Events and Reporting – Gaining Visibility Into The Operation of DBaaS
In a running DBaaS system with many users and a large number of databases being provisioned and destroyed on an ongoing basis, there is an enormous amount of telemetry that is generated. Some of this is logging and events from the databases themselves and it is often important to the end user. Private and Public cloud users of DBaaS often wish to impose billing and chargebacks to their users and the events and reporting function generates the data stream for this purpose. In general, DBaaS does not implement billing and chargeback as these are handled at a higher level by the operator (potentially at the level of the cloud).
Running database instances sometimes encounter errors and failures and these notifications are fed back to the Policy Engine which can respond to them and initiate self-healing activities. For example, if a user provisions a replicated database and specifies that n-replicas must always be 4 (policy), a failure of a replica must be handled by automatically launching a new one and reinitiating replication. In launching that new replica the configuration established (through the Configuration Manager) will be used.
The Orchestration Engine – Talking to the IaaS
The actual communication of the intent of the policy manager to the IaaS is handled by the Orchestration Engine. IIt receives requests and executes them in an asynchronous manner. While the rest of the DBaaS may be happy to operate in synchronous mode, things that involve physical hardware, or the provisioning of virtual machines, virtual disks and networks can often take time. An Orchestration Engine therefore exposes an asynchronous set of interfaces that can be consumed by the Policy and Configuration Managers, and implement the polling and error recovery required to handle the vagaries of the actual hardware.

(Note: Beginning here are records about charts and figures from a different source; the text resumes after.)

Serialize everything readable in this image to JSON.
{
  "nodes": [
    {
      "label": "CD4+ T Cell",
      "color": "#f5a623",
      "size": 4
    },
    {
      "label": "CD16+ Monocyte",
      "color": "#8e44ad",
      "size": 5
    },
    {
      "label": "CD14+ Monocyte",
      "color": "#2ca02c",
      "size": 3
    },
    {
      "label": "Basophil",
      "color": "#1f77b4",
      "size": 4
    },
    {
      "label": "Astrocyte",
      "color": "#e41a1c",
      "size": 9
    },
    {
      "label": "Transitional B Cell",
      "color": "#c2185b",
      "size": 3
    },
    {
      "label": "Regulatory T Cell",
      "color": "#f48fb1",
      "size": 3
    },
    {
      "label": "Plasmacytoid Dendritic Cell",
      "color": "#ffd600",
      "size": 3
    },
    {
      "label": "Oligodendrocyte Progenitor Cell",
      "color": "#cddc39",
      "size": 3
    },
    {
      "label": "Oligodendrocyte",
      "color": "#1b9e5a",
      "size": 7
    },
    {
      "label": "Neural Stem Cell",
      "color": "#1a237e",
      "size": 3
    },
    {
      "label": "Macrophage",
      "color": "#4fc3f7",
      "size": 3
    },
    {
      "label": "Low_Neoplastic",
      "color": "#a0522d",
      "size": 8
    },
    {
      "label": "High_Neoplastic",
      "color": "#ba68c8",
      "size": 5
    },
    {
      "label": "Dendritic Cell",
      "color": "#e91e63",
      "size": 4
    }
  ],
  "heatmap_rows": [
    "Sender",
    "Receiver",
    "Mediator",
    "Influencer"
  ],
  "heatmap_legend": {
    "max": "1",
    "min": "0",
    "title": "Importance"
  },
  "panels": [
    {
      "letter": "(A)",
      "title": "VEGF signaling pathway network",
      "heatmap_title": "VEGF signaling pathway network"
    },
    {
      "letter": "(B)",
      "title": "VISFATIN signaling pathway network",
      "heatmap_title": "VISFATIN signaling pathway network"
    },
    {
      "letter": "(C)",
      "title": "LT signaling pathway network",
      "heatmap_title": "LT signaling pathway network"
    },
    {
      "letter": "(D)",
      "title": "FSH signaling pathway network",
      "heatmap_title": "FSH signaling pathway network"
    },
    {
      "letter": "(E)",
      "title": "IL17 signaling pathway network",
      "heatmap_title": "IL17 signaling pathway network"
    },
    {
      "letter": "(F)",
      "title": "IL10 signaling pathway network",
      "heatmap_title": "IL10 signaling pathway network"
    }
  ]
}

In the case of multi-cloud DBaaS solutions, the Orchestration Engine is able to speak with multiple different regions of a single cloud, or multiple different clouds and provision resources in the right location based on policy.

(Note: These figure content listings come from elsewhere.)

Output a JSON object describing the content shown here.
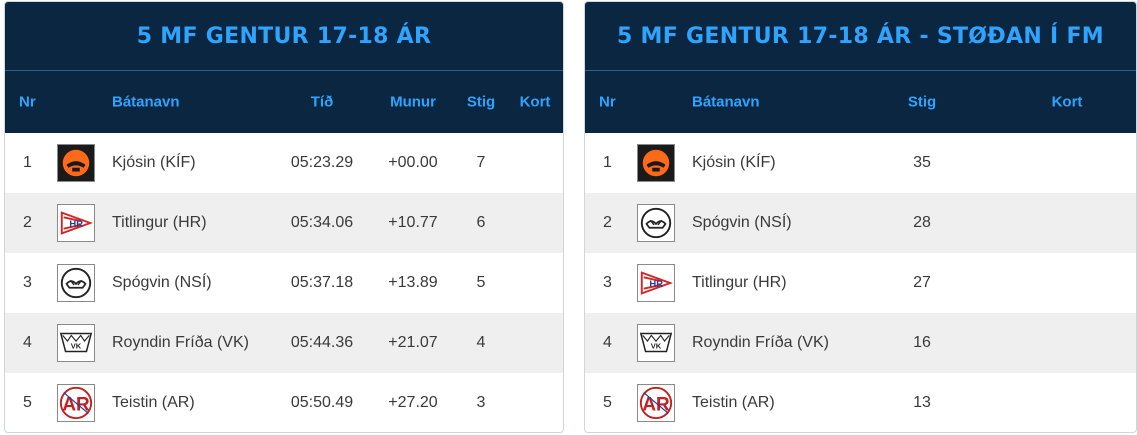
{
  "left": {
    "title": "5 MF GENTUR 17-18 ÁR",
    "headers": {
      "nr": "Nr",
      "boat": "Bátanavn",
      "time": "Tíð",
      "diff": "Munur",
      "points": "Stig",
      "map": "Kort"
    },
    "rows": [
      {
        "nr": "1",
        "boat": "Kjósin (KÍF)",
        "logo": "kif-logo",
        "time": "05:23.29",
        "diff": "+00.00",
        "points": "7"
      },
      {
        "nr": "2",
        "boat": "Titlingur (HR)",
        "logo": "hr-logo",
        "time": "05:34.06",
        "diff": "+10.77",
        "points": "6"
      },
      {
        "nr": "3",
        "boat": "Spógvin (NSÍ)",
        "logo": "nsi-logo",
        "time": "05:37.18",
        "diff": "+13.89",
        "points": "5"
      },
      {
        "nr": "4",
        "boat": "Royndin Fríða (VK)",
        "logo": "vk-logo",
        "time": "05:44.36",
        "diff": "+21.07",
        "points": "4"
      },
      {
        "nr": "5",
        "boat": "Teistin (AR)",
        "logo": "ar-logo",
        "time": "05:50.49",
        "diff": "+27.20",
        "points": "3"
      }
    ]
  },
  "right": {
    "title": "5 MF GENTUR 17-18 ÁR - STØÐAN Í FM",
    "headers": {
      "nr": "Nr",
      "boat": "Bátanavn",
      "points": "Stig",
      "map": "Kort"
    },
    "rows": [
      {
        "nr": "1",
        "boat": "Kjósin (KÍF)",
        "logo": "kif-logo",
        "points": "35"
      },
      {
        "nr": "2",
        "boat": "Spógvin (NSÍ)",
        "logo": "nsi-logo",
        "points": "28"
      },
      {
        "nr": "3",
        "boat": "Titlingur (HR)",
        "logo": "hr-logo",
        "points": "27"
      },
      {
        "nr": "4",
        "boat": "Royndin Fríða (VK)",
        "logo": "vk-logo",
        "points": "16"
      },
      {
        "nr": "5",
        "boat": "Teistin (AR)",
        "logo": "ar-logo",
        "points": "13"
      }
    ]
  },
  "colors": {
    "header_bg": "#0b2640",
    "header_text": "#2fa4ff",
    "row_alt": "#efefef",
    "text": "#3a3a3a"
  }
}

Extending the example of the developer and production user policy earlier, the operator may specify that developers must get virtual machines or containers while production users must get bare metal. Implementing that aspect of policy and handling the various different underlying IaaS components is the responsibility of the Orchestration Engine.
DBaaS – A Lot More Than Just Provisioning
It is a common misconception that DBaaS is merely ‘fancy provisioning’. While provisioning is certainly the first thing that one interacts with, there is a lot more that is required to simplify the usage of databases, and make them truly consumable like a utility service.

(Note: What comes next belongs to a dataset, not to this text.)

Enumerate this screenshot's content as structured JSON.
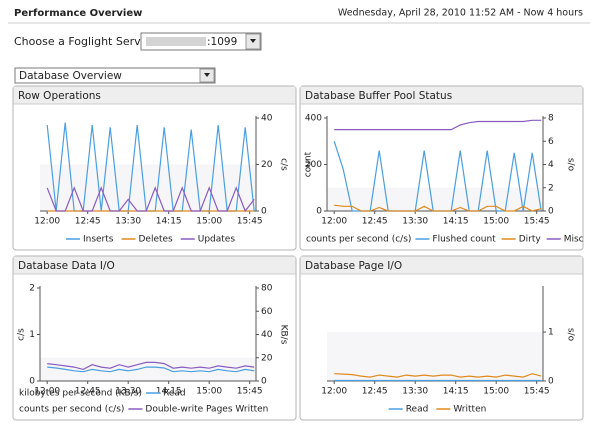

Databases are persistent, they retain state and the maintenance over their entire lifecycle is a complex and unforgiving activity. While one could write some custom automation around provisioning, the benefit of a DBaaS solution lies in the fact that the abstractions apply to many different databases, in a myriad of configurations, and through the lifecycle of these databases.
Users of DBaaS solutions derive many benefits including much increased developer agility, DBA productivity, application reliability, security and performance. As you will no doubt appreciate from the above description, delivering all of these require a complex architecture such as the one outlined here and the utility of a DBaaS solution is that it provides this in a simple and easy to consume form.